Mathematical modeling is a useful tool that helps our understandings of how interactions between the population, individuals, and the environment can change the course of a disease [22]. In this paper, we adopted an ODE model of ZIKV transmission dynamics that originated in [12]. We applied a game-theoretical approach, developed by Bauch and Earn [10], and determined the optimal voluntary use of DEET to prevent the spread of ZIKV through vector bites. We also gave formulas for a desired level of DEET usage that leads to ZIKV elimination. Similarly to other recently studied vector-borne diseases, such as dengue [27], malaria [15], visceral leishmaniasis [31] and Chagas [35], we saw that the optimal voluntary use of DEET can significantly contribute to ZIKV elimination. This differs from the predictions for non-vector-borne diseases such as polio [19] and hepatitis B [21] where the optimal voluntary use levels and the levels required for the herd immunity were significantly different.
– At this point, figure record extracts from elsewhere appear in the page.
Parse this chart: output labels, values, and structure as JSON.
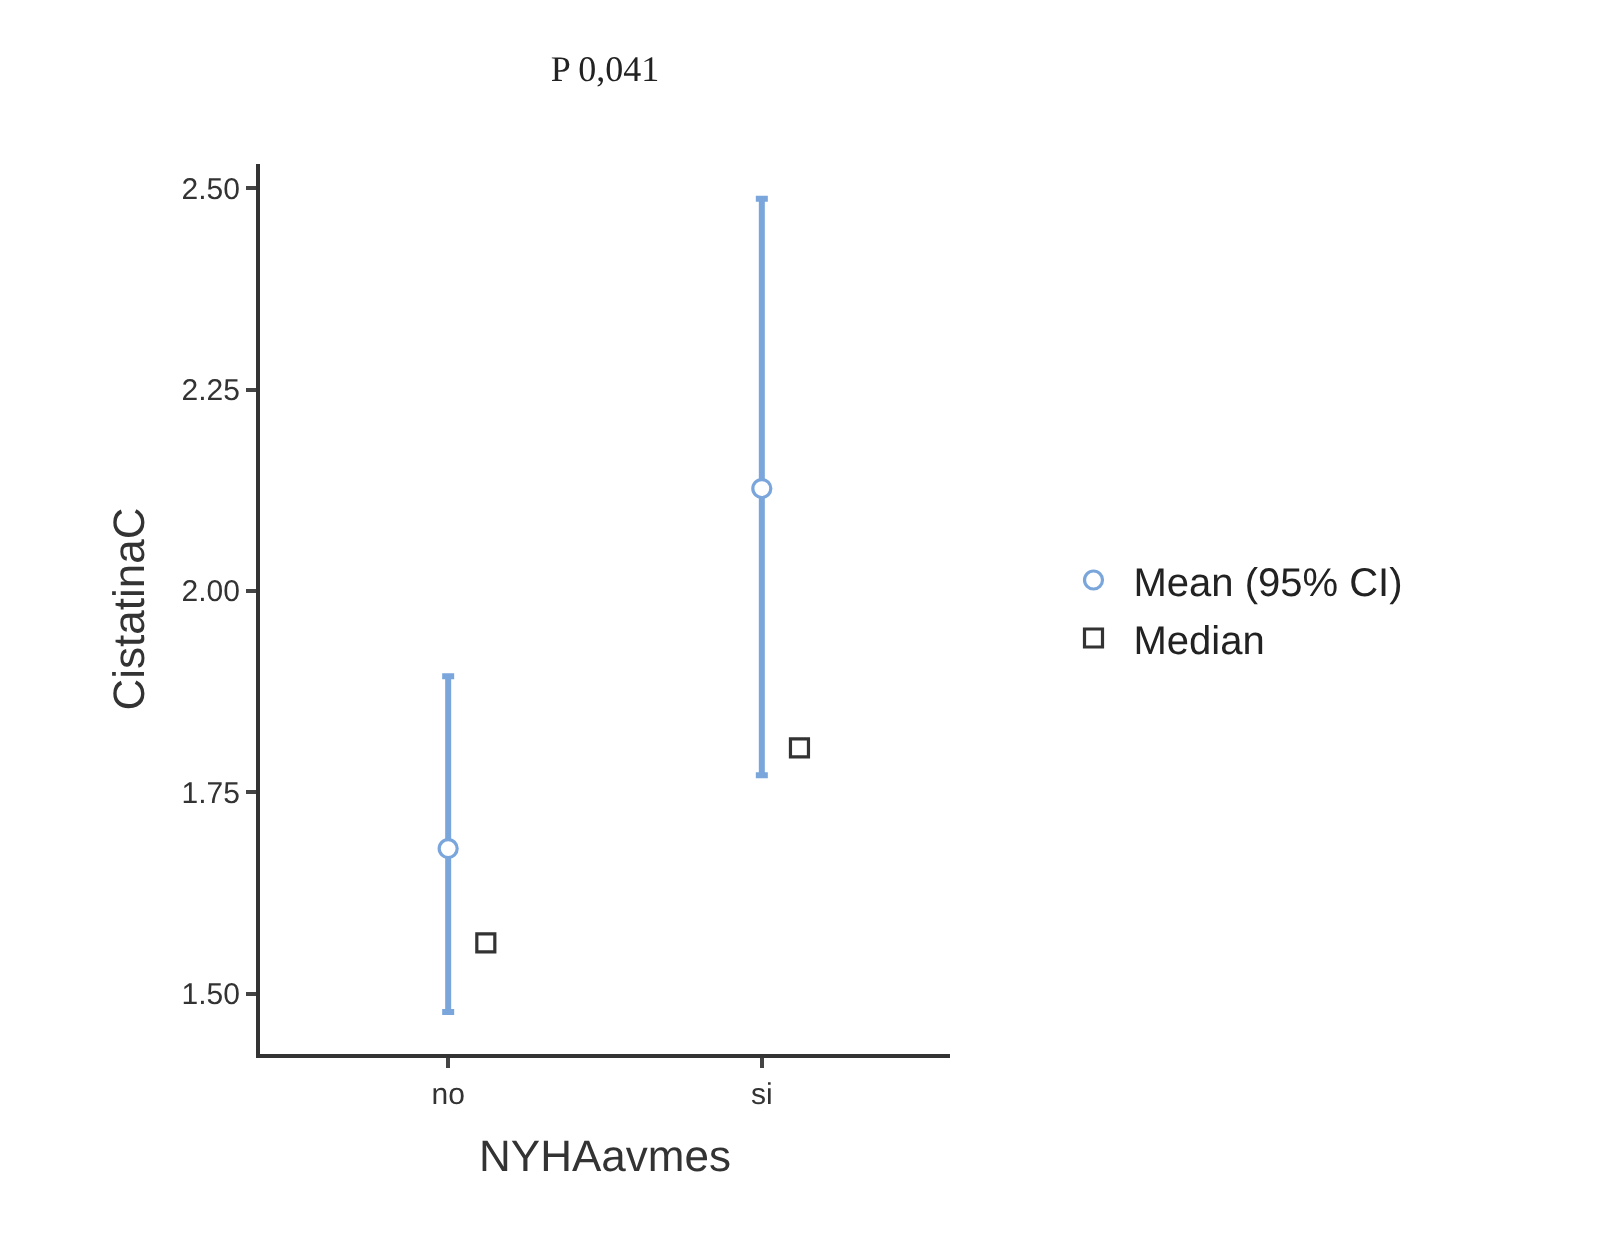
{
  "chart_data": {
    "type": "scatter",
    "title": "P 0,041",
    "xlabel": "NYHAavmes",
    "ylabel": "CistatinaC",
    "categories": [
      "no",
      "si"
    ],
    "series": [
      {
        "name": "Mean (95% CI)",
        "color": "#7aa6dc",
        "marker": "circle",
        "values": [
          1.68,
          2.127
        ],
        "errors": [
          [
            1.477,
            1.894
          ],
          [
            1.771,
            2.487
          ]
        ]
      },
      {
        "name": "Median",
        "color": "#333333",
        "marker": "square",
        "values": [
          1.563,
          1.805
        ]
      }
    ],
    "ylim": [
      1.425,
      2.53
    ],
    "yticks": [
      {
        "value": 1.5,
        "label": "1.50"
      },
      {
        "value": 1.75,
        "label": "1.75"
      },
      {
        "value": 2,
        "label": "2.00"
      },
      {
        "value": 2.25,
        "label": "2.25"
      },
      {
        "value": 2.5,
        "label": "2.50"
      }
    ],
    "grid": false,
    "legend": "right"
  }
}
There are several ways in which our model can be extended. From the game-theoretical perspective, one can apply a multi-agent-simulation (MAS) methodology [5, 39, 44]. This approach may be fruitful for two reasons: (1) the DEET application needs to be repeated as with the influenza [6], typhoid [1] or hepatitis [21, 68] vaccinations, (2) there are multiple ways in which one can get infected and the simulations may provide a more realistic and flexible approach for multiple protective actions. This would also allow the incorporation of game-theoretical component into models like [2, 3, 33] that distinguish between females and males.

There are four control measures that help ZIKV elimination. An individual generally cannot influence the level of hospital care or any large-scale insecticide spraying to substantially increase mosquito death rates; therefore the control measures related to these are not suitable for game-theoretical analysis. At the same time, the reduction in human-to-human transmission through the use of condoms is something an individual can influence directly. However, even this control is still not an individual’s own decision. Unless both individuals agree to use (or not to use) condom, there is no interaction. The proper analysis of the game involving condom use would thus have to take into account a population heterogeneity and contact network structure rather than just simple averages of players’ condom usage.

The analysis of game-theoretical models that deal with two or more prevention measures simultaneously seems to be much harder. So far only specific models for COVID-19 with vaccination or social distancing [20] and cholera with vaccination or clean water usage [41] were considered. It would be of a great interest to develop a general framework.